Personal information
- Born: May 20, 1984 (age 42) Edmonds, Washington, U.S.
- Listed height: 6 ft 4 in (1.93 m)
- Listed weight: 298 lb (135 kg)

Career information
- High school: Edmonds Woodway
- College: Eastern Washington
- NFL draft: 2007: undrafted

Career history
- San Diego Chargers (2007–2008); Cleveland Browns (2009–2010)*; Hartford Colonials (2010–2011)*;
- * Offseason or practice squad member only

Career NFL statistics
- Total tackles: 1
- Stats at Pro Football Reference

= Keith Grennan =

American football player (born 1984)

Keith Grennan (born May 20, 1984) is an American former professional football player who was a defensive end in the National Football League (NFL). He was signed by the San Diego Chargers as an undrafted free agent in 2007. He played college football for the Eastern Washington Eagles.

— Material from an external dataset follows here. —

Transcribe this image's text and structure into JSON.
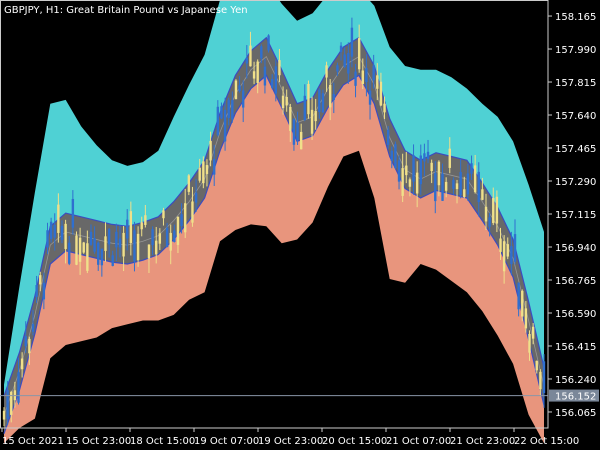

He was also a member of the Cleveland Browns and Hartford Colonials.

==Early life==
Grennan graduated from Edmonds-Woodway High School in 2002. He was a first-team All-WesCo 4A South League selection and was a Seattle Times All-Area performer. He helped block for running back Kyle Thew, who had a pair of 300-yard rushing games. He bench pressed 395 pounds on two occasions during his senior year and achieved a 4.9-second mark in the 40-yard dash.

==College career==
In 2006, he was Honorable Mention All-Big Sky Conference choice as senior. In 2005, he started four games at defensive tackle, including Eastern's last three games of the year. In 2004, he lost a year of eligibility after having to sit out the 2004 season because of NCAA transfer rules. CWU: Played as a tight end in the 2003 season at Central Washington University after redshirting in 2002. He finished the 2003 season with 12 catches for 157 yards (13.1 per catch) with no touchdowns.

==Professional career==

===San Diego Chargers===
Grennan signed two-year contract with the San Diego Chargers as an undrafted free agent on May 4, 2007.

===Cleveland Browns===
Grennan was signed to the Cleveland Browns' practice squad prior to the 2009 offseason. He was waived on October 9, 2009, and re-signed to the practice squad on October 20.

After his contract expired following the 2009 season, Grennan was re-signed to a future contract on January 5, 2010.

===UFL===
Grennan signed with the United Football League Hartford Colonials for the 2011 season. He became a free agent on August 10, 2011, when the Colonials were contracted by the UFL.